Atul Kanuga, Chairman, Environment and Plastics Image Committee, Plastindia Foundation mentioned that logic behind this initiative is to catch citizens’ attention on facts such as the dire need for everyone among us to be more responsible towards the environment, plastics waste can be managed effectively with understanding segregation at source and making citizens more conscious towards littering and mixing waste. Every bottle thrown responsibly can bring about not only an environmental change but also a social change.

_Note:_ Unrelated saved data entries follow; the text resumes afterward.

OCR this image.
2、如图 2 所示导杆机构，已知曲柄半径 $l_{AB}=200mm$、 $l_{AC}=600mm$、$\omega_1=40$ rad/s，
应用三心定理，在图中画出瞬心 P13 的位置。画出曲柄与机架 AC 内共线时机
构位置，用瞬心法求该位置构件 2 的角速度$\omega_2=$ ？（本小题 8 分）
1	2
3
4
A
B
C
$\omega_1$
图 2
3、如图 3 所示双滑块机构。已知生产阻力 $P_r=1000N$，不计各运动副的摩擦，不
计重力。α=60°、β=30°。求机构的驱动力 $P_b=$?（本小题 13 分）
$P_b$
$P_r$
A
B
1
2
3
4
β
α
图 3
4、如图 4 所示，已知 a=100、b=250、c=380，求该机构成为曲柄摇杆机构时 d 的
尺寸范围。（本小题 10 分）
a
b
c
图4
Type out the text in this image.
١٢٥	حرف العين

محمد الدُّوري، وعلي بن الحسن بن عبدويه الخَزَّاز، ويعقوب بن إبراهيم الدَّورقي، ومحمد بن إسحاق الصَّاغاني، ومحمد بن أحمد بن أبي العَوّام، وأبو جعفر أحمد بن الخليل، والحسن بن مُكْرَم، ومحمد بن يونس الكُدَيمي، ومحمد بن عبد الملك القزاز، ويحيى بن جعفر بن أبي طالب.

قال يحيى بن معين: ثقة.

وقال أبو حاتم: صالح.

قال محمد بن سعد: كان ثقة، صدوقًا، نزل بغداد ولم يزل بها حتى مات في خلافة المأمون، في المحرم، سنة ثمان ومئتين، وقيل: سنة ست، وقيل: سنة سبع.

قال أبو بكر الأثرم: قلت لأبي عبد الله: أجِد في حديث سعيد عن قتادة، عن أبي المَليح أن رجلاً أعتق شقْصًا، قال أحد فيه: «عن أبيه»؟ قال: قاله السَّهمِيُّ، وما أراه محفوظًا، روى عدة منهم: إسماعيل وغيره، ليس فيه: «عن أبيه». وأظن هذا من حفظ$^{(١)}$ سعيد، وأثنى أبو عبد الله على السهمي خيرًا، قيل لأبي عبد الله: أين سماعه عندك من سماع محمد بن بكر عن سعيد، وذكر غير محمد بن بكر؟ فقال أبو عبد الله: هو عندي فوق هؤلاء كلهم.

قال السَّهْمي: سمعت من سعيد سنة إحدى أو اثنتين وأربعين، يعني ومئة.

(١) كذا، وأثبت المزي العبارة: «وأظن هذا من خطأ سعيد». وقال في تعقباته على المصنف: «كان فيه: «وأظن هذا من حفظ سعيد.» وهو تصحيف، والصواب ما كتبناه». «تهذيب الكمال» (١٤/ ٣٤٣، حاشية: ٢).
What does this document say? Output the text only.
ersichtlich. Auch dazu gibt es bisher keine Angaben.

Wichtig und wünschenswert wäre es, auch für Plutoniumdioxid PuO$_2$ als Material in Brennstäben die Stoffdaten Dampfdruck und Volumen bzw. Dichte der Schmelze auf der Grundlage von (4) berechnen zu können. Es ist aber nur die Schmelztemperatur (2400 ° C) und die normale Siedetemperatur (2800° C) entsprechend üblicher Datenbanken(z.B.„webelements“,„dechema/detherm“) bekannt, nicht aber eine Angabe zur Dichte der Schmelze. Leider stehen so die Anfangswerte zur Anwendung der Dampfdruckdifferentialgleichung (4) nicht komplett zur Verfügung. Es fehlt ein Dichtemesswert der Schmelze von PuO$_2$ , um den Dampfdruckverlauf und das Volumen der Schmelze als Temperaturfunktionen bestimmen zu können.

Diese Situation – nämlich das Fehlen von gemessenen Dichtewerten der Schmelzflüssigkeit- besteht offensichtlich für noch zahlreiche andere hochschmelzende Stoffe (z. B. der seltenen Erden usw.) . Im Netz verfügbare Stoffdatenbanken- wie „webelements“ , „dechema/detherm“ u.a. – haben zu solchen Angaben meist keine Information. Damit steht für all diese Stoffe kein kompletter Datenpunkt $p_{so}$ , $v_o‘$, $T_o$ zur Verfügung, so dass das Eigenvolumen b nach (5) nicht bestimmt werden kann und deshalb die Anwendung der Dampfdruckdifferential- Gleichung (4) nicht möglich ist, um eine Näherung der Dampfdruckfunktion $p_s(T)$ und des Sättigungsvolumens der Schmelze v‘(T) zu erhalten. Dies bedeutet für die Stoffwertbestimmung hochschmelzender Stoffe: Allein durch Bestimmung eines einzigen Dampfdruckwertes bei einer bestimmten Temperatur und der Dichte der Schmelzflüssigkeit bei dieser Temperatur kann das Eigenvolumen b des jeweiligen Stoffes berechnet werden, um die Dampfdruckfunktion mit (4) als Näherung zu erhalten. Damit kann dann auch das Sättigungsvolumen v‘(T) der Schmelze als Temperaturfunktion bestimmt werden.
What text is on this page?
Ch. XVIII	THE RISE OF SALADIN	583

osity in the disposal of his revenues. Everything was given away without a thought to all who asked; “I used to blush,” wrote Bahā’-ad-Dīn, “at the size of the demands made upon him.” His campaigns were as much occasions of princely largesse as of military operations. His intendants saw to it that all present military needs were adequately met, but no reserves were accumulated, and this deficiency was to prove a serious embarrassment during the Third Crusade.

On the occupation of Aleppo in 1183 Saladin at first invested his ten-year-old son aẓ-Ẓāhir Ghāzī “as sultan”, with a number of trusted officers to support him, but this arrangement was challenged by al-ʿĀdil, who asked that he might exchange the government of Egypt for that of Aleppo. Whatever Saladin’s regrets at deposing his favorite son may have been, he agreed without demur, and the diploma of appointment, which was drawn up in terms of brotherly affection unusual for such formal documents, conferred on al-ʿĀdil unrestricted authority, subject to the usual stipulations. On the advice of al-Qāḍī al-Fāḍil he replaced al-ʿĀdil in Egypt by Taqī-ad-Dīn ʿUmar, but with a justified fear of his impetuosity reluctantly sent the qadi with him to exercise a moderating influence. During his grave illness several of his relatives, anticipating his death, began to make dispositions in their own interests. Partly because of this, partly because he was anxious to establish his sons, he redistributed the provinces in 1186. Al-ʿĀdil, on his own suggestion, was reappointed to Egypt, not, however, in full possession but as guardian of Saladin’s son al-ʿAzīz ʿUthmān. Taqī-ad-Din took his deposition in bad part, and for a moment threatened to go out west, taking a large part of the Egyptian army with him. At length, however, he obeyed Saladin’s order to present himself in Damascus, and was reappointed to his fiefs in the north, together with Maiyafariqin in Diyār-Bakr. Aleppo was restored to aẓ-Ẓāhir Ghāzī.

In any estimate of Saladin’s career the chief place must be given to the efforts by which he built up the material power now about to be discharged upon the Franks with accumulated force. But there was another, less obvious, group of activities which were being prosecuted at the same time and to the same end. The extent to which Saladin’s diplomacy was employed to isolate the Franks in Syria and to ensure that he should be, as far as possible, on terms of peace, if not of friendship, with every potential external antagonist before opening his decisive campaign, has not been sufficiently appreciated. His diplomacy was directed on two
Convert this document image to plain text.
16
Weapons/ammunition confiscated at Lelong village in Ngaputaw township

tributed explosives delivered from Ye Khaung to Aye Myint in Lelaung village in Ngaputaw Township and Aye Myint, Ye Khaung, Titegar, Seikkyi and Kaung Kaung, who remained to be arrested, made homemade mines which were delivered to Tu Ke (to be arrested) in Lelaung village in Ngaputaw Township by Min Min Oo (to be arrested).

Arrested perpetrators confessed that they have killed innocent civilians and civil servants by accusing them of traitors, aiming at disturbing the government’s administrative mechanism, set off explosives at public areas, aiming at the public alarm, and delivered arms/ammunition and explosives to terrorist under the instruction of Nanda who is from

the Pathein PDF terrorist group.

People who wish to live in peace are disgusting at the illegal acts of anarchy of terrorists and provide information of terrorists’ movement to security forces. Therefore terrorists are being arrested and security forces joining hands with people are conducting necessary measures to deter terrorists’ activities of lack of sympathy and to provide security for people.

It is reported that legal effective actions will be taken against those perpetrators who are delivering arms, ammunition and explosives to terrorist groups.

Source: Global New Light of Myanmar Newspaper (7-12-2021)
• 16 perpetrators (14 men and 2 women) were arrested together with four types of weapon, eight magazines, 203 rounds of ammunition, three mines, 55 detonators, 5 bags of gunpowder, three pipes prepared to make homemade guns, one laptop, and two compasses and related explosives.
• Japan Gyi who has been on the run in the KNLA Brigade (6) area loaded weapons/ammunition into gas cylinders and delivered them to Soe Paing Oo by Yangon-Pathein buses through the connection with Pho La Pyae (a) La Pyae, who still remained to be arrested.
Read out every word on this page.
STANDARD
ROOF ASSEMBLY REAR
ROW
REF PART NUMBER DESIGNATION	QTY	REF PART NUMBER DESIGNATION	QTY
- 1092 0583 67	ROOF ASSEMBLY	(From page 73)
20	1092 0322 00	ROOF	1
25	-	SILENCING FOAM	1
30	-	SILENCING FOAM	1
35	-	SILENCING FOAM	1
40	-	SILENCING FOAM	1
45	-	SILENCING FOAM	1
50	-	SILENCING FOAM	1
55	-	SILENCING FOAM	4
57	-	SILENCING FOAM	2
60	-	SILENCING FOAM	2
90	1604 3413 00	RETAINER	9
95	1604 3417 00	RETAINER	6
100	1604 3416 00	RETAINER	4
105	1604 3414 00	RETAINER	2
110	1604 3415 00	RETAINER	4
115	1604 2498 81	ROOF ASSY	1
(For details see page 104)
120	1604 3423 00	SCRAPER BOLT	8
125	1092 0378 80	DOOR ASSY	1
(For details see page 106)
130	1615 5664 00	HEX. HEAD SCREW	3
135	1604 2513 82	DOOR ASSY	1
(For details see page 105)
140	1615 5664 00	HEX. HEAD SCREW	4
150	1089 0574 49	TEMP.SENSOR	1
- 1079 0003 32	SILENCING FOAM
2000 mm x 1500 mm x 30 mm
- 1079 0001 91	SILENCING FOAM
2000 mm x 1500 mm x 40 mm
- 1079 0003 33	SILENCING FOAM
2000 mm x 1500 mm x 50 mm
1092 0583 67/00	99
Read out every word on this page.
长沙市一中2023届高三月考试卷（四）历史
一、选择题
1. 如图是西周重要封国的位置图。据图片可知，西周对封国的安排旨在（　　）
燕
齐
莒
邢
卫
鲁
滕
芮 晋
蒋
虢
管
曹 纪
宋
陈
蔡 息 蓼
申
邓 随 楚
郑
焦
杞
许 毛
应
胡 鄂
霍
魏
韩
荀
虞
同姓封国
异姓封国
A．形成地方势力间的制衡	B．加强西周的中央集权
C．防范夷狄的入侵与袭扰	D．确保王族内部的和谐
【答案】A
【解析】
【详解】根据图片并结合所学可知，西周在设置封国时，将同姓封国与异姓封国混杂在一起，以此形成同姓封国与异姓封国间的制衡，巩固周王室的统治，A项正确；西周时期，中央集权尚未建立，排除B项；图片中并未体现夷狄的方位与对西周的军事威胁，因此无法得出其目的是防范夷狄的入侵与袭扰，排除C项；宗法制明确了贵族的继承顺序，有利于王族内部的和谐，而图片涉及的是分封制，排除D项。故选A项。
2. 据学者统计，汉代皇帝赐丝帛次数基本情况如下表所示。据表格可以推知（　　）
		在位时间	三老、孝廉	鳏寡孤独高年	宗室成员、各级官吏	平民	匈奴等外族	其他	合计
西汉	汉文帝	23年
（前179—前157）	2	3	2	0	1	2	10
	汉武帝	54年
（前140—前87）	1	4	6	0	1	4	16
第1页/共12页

The Classic example is the World’s – “largest Tshirt, built from 200,000 discarded bottles of packaged drinking water which were crushed, recycled, processed into fibre and then converted into 4000 kilogrammes of Cloth.
The effort which took 45 days for a team of 15 skilled tailors from International Knitwear Company along with 60 casual labours was stitched over two phases partly in Tirupur and then in Bhiwandi, a town near Mumbai in a 100,000 sq feet ware house. It was finally displayed at Goregaon Sports Club, Mumbai where a cricket ground was covered from end to end to lay the T-shirt on the ground. The Large T-shirt took 3 days and more than 120 people to lay the 2600 kilogramme T-shirt to be laid down for display. The Adjudicator from Guinness used an external surveyor to measure the whole T-shirt using precision electronic instrument to get the exact measurements. The Unique disbelief that all including the adjudicator had was that a T-shirt of this size was actually a product made of discarded waste which felt nothing but like any other cloth.